GR L 20508; (May, 1963) (Digest)
G.R. No. L-20508; May 16, 1963
GENARO VISARRA, petitioner, vs. CESAR MIRAFLOR, respondent.
FACTS
The dispute concerns the position of third member of the Commission on Elections (COMELEC). The constitutional scheme established staggered nine-year terms for the Chairman and two Members, with the first appointees in 1941 serving nine, six, and three years respectively, creating three distinct lines of succession. In the 1955 case of Republic v. Imperial, the Supreme Court traced these lines. It ruled that when a member, Vicente de Vera, was appointed Chairman in 1947, he vacated his membership line and entered the Chairman’s line. His vacated membership was then filled for the remainder of its fixed term.

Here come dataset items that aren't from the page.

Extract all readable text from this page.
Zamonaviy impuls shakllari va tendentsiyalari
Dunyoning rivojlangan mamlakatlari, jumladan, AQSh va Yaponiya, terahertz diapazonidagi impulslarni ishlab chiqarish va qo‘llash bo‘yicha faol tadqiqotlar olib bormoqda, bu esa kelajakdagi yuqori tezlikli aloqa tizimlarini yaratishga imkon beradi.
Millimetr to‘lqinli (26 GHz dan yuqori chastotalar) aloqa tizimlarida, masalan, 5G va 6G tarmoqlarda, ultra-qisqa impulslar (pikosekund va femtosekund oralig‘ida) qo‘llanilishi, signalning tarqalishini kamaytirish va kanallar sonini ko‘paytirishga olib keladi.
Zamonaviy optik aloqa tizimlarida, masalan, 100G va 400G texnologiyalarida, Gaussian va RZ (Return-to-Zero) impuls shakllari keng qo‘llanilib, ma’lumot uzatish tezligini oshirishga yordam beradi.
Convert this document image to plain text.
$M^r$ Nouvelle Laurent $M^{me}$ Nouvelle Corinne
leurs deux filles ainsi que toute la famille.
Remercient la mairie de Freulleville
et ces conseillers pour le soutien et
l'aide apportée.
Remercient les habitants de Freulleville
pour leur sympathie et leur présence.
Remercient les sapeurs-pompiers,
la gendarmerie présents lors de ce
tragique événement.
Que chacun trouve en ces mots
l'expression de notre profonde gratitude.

Applying this precedent, Gaudencio Garcia was the third member with a term ending June 20, 1962. On May 12, 1960, Garcia was appointed Chairman, and on the same date, Genaro Visarra was appointed to the membership position Garcia vacated. In November 1962, President Diosdado Macapagal appointed Cesar Miraflor to the same membership post, believing Visarra’s term had expired in June 1962. Visarra filed suit, asserting his right to remain in office.
ISSUE
Whether Genaro Visarra’s term as COMELEC member expired on June 20, 1962, thereby making the appointment of Cesar Miraflor valid.
RULING
Yes, Visarra’s term expired on June 20, 1962. The Court, through Chief Justice Bengzon, strictly applied the doctrine of stare decisis based on its 1955 ruling in Republic v. Imperial. The legal logic is anchored on the fixed, non-extendible nature of the terms within each of the three original lines of succession established by the Constitution. When Garcia, the incumbent third member, was appointed Chairman, he necessarily vacated his position in the third membership line. Visarra’s appointment could only be for the unexpired portion of Garcia’s fixed term in that line, which ended on June 20, 1962. Visarra’s commission, which stated a term ending in 1968, could not validly alter this constitutional and jurisprudential fixity.
The Court rejected Visarra’s theory that Garcia retained his membership line, with the Chairmanship being a separate, concurrent role. This contradicted the Imperial ruling that a Commissioner moves from one line to another upon a new appointment. Consequently, the vacancy Miraflor filled in 1962 was the same third membership position, and his appointment was valid as Visarra’s rightful tenure had concluded. The decision reaffirmed that appointments to fill vacancies in these fixed terms are only for the balance of the term, not for a new nine-year period.